After premiering at TIFF last year, Chanya Button’s elusive Vita and Virginia all but disappeared from sight, much to the dismay of film lesbians everywhere. Still lacking a release date or even a trailer, Button’s effervescent biopic finally had its UK premiere at BFI Flare. Vita and Virginia brings to life its eponymous heroines, Vita Sackville-West (Gemma Arterton) and Virginia Woolf (Elizabeth Debicki), two unlikely friends who, enamoured by each other’s minds, embark on a tempestuous love affair against the backdrop of the bohemian Bloomsbury group in the roaring 20s.
Though she is the more successful writer, it is the vivacious socialite Vita that is in hot pursuit of Virginia, enthralled by her far more sombre attitude and prose. After meeting at a party the two personalities clash, but the apparent hostility on Virginia’s part only adds fire to the fuel in Vita’s belly. Already notorious for her thinly-veiled interest in women, Vita coaxes the reclusive Virginia into a deliciously slow-burn battle of both intellect and sexual tension. However, the power balance between the two literary minds is not all that it first seems; Vita soon finds herself interpreted and rewritten by Virginia in ways she fears to imagine, revealing a deep vulnerability that draws the two even closer.
Vita and Virginia is a conventional biopic in many ways, from its nostalgic depiction of Jazz-age London to its highbrow acting talent. However, it weaves authentic queerness into one of Hollywood’s most beloved genres through its fluid depiction of time, space, and reality. The period drama is heavily inflected by its epistolary roots; the letters exchanged between Vita and Virginia have new life breathed into them as the women’s relationship is speculated on more candidly than ever before. A particularly bold choice in Button’s depiction of the era is the score, composed by Isobel Waller-Bridge. The music has an almost-techno vibe and a pulsing bassline that feels both jarringly contrapuntal and entirely appropriate. This is just one of the many ways Vita and Virginia transcends time and space, situating its heroines both firmly within, and yet completely extrinsic to, their time.

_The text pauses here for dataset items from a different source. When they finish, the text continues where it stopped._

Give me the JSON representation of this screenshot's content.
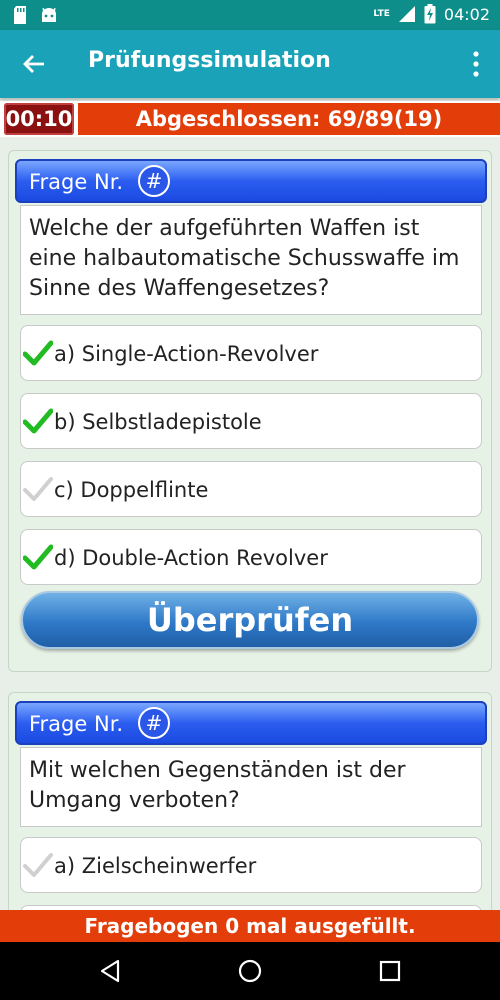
{
  "status_bar": {
    "time": "04:02",
    "network": "LTE"
  },
  "app_bar": {
    "title": "Prüfungssimulation"
  },
  "exam": {
    "timer": "00:10",
    "progress": "Abgeschlossen: 69/89(19)"
  },
  "questions": [
    {
      "header_label": "Frage Nr.",
      "number_badge": "#",
      "text": "Welche der aufgeführten Waffen ist eine halbautomatische Schusswaffe im Sinne des Waffengesetzes?",
      "answers": [
        {
          "label": "a) Single-Action-Revolver",
          "checked": true
        },
        {
          "label": "b) Selbstladepistole",
          "checked": true
        },
        {
          "label": "c) Doppelflinte",
          "checked": false
        },
        {
          "label": "d) Double-Action Revolver",
          "checked": true
        }
      ],
      "check_button": "Überprüfen"
    },
    {
      "header_label": "Frage Nr.",
      "number_badge": "#",
      "text": "Mit welchen Gegenständen ist der Umgang verboten?",
      "answers": [
        {
          "label": "a) Zielscheinwerfer",
          "checked": false
        }
      ]
    }
  ],
  "footer": {
    "text": "Fragebogen 0 mal ausgefüllt."
  },
  "colors": {
    "check_on": "#22bb22",
    "check_off": "#d0d0d0",
    "app_bar": "#1aa3b8",
    "status_bar": "#0e8e8b",
    "accent_orange": "#e33d0a"
  }
}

The narrative is confidently driven by the lead performances, capturing two bold historical personalities that practically leap out of the screen. As Vita, Arterton is a magnetic presence, with an air of aristocratic flamboyance and grandeur that would be ridiculous if she didn’t possess it with complete conviction. Meanwhile, Debicki’s Virginia injects a far more downcast, contemplative presence; her piercing gaze perforates Vita’s shiny exterior and finds a complexity of emotion that allows her to reveal her own. It therefore comes as no surprise that Vita went on to inspire Woolf’s celebrated novel Orlando: A Biography, described by Sackville-West’s son as “the longest and most charming love letter in literature.”
Button and Eileen Atkins’ screenplay portrays the passionate affair with a wry wit and a rousing tenderness that feels deeply humanising. Vita and Virginia provides not only a beautifully intricate love story, but also a sorely-needed cinematic document of two extraordinary lives crossing paths, that would change the course of literary history in ways neither woman could have foreseen.